For decades Brooklyn’s finest were served she-crab soup, Baltimore broiled clams, English mutton chops, and kidneys en brochette by waiters in gold striped uniforms that indicated their length of service, with the Gold Eagle the most prestigious award, signifying 25 years of service.

Even after the restaurant stumbled and closed, its landmark status guaranteed that features like its gas lamps and cherry wood arches endured, a reminder to Arby’s diners and shoppers of faux leather bags of the location’s former glory. 

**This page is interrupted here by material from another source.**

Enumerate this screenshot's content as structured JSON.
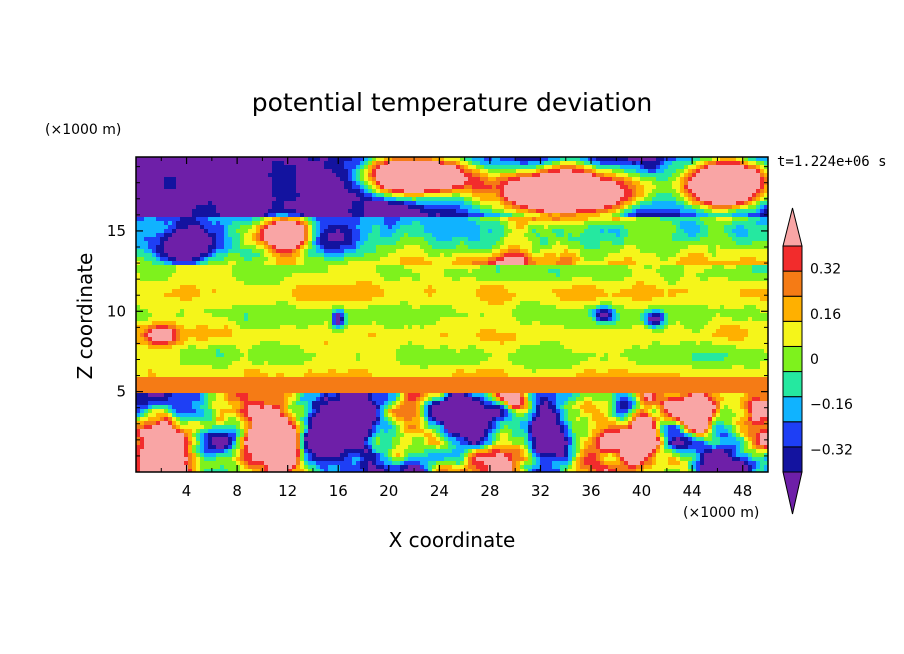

In 2018, a group of restaurateurs took over the lease. When they re-opened Gage & Tollner in 2021, local media widely declared their act of culinary time travel a success: The interior has been restored, the bar serves cocktails (mint juleps, assorted martinis) from the eating house’s glory days, and menu items such as she-crab soup and fried chicken recall the tenure of Edna Lewis—a Black Southerner who presided at Gage & Tollner from 1988 to 1992 and is hailed as one of America’s greatest chefs—while chops, Parker House rolls, and oysters and clams evoke an earlier, equally glittering era.

Know Before You Go

You probably want to order the Baked Alaska for dessert.